Ms Ananiashvili hails from the Georgian capital of Tbilisi
Nina Ananiashvili, 41, is most well-known for her classical roles in works such as Swan Lake and Giselle.
She has also appeared for many years in starring roles with the American Ballet Theatre in New York City.
Ms Ananiashvili told BBC News Online she was excited by the prospect of working with new choreographers on modern pieces for her fledgling company, Moscow Dance Theatre.
She began her stage career as an ice-skater in her native town of Tblisi in Georgia, becoming a figure-skating champion at the age of 10.
A local dance teacher spotted her and showed her a version of Swan Lake on skates. By the age of 14 she had been whisked to the Bolshoi ballet school in Moscow to begin the rigorous training needed to become a prima ballerina.
She was just 18 when she won a Gold Medal in an international dance concert and was accepted into the Bolshoi company.
Classical and expressive - the intensity of dance
But after more than two decades in the spotlight, Ms Ananiashvili still loves to dance, her voice swelling with enthusiasm as she explains.
"Sometimes I feel like staying in bed in the morning. But when I get to the theatre for rehearsal and begin to dance, I see that I can still jump higher than anyone else and I want to carry on," she told BBC News Online.
Ms Ananiashvili says she now dances differently - she is more in control and can support the other dancers.
And her enthusiasm extends to embracing new contemporary dance which she is keen to pioneer with her own company.
"The Bolshoi is the Bolshoi," says Ms Ananiashvili, who feels that while the company is unbeatable in the classic roles, it is very much set in its ways.
The Moscow Dance Theatre has had to rehearse where it can without a permanent home.
She is bringing several new dances to London, including Dreams of Japan, based on the traditions of the Kabuki Theatre, which she studied when she was touring in Japan.
Still jumping higher than all the rest
Her own favourite is Charms of Mannerism, which takes four dancers who change from dolls to humans through a series of pas de deux and trios to the music of 17th Century composer Francois Couperin.
And she will be performing in a one-act neo-classical ballet called Green created by Stanton Welch, artistic director of the Houston Ballet.
Ms Ananiashvili has also worked closely with British-born Ben Stevenson, who is currently artistic director at the Texas Ballet Theatre.
He was the first choreographer to have created a dance specifically for her, The Snow Maiden.
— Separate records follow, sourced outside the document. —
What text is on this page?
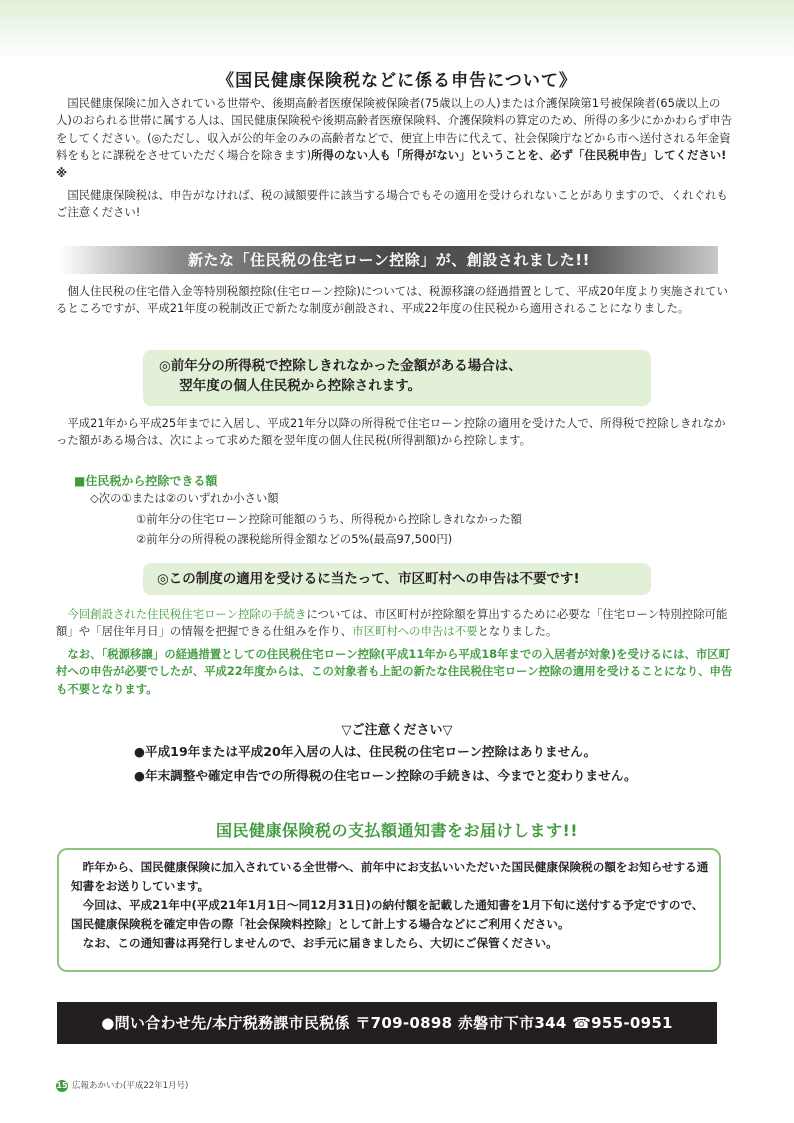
《国民健康保険税などに係る申告について》
国民健康保険に加入されている世帯や、後期高齢者医療保険被保険者(75歳以上の人)または介護保険第1号被保険者(65歳以上の人)のおられる世帯に属する人は、国民健康保険税や後期高齢者医療保険料、介護保険料の算定のため、所得の多少にかかわらず申告をしてください。(◎ただし、収入が公的年金のみの高齢者などで、便宜上申告に代えて、社会保険庁などから市へ送付される年金資料をもとに課税をさせていただく場合を除きます)所得のない人も「所得がない」ということを、必ず「住民税申告」してください!※
国民健康保険税は、申告がなければ、税の減額要件に該当する場合でもその適用を受けられないことがありますので、くれぐれもご注意ください!
新たな「住民税の住宅ローン控除」が、創設されました!!
個人住民税の住宅借入金等特別税額控除(住宅ローン控除)については、税源移譲の経過措置として、平成20年度より実施されているところですが、平成21年度の税制改正で新たな制度が創設され、平成22年度の住民税から適用されることになりました。
◎前年分の所得税で控除しきれなかった金額がある場合は、
翌年度の個人住民税から控除されます。
平成21年から平成25年までに入居し、平成21年分以降の所得税で住宅ローン控除の適用を受けた人で、所得税で控除しきれなかった額がある場合は、次によって求めた額を翌年度の個人住民税(所得割額)から控除します。
■住民税から控除できる額
◇次の①または②のいずれか小さい額
①前年分の住宅ローン控除可能額のうち、所得税から控除しきれなかった額
②前年分の所得税の課税総所得金額などの5%(最高97,500円)
◎この制度の適用を受けるに当たって、市区町村への申告は不要です!
今回創設された住民税住宅ローン控除の手続きについては、市区町村が控除額を算出するために必要な「住宅ローン特別控除可能額」や「居住年月日」の情報を把握できる仕組みを作り、市区町村への申告は不要となりました。
なお、「税源移譲」の経過措置としての住民税住宅ローン控除(平成11年から平成18年までの入居者が対象)を受けるには、市区町村への申告が必要でしたが、平成22年度からは、この対象者も上記の新たな住民税住宅ローン控除の適用を受けることになり、申告も不要となります。
▽ご注意ください▽
●平成19年または平成20年入居の人は、住民税の住宅ローン控除はありません。
●年末調整や確定申告での所得税の住宅ローン控除の手続きは、今までと変わりません。
国民健康保険税の支払額通知書をお届けします!!
昨年から、国民健康保険に加入されている全世帯へ、前年中にお支払いいただいた国民健康保険税の額をお知らせする通知書をお送りしています。
今回は、平成21年中(平成21年1月1日〜同12月31日)の納付額を記載した通知書を1月下旬に送付する予定ですので、国民健康保険税を確定申告の際「社会保険料控除」として計上する場合などにご利用ください。
なお、この通知書は再発行しませんので、お手元に届きましたら、大切にご保管ください。
●問い合わせ先/本庁税務課市民税係 〒709-0898 赤磐市下市344 ☎955-0951
15 広報あかいわ(平成22年1月号)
She says her dream is for Mr Stevenson to choreograph a dance for her at the Bolshoi, and there had been plans, since put on hold, to do Les Dames aux Camillas.
Ms Ananiashvili has not lost her enthusiasm for classic roles, and says one of her favourites is the Kenneth McMillan ballet Manon, first done by the Royal Ballet.
She says it allows a dancer to experience the complete range of emotions as the role progresses.
But with a world tour encompassing Japan, Chile, Denmark, Britain and the USA this spring, it will be her modern moves that should delight audiences across four continents.
Nina Ananiashvili and her company the Moscow Dance Theatre are performing at London's Sadler's Wells theatre from 2-6 March 2004.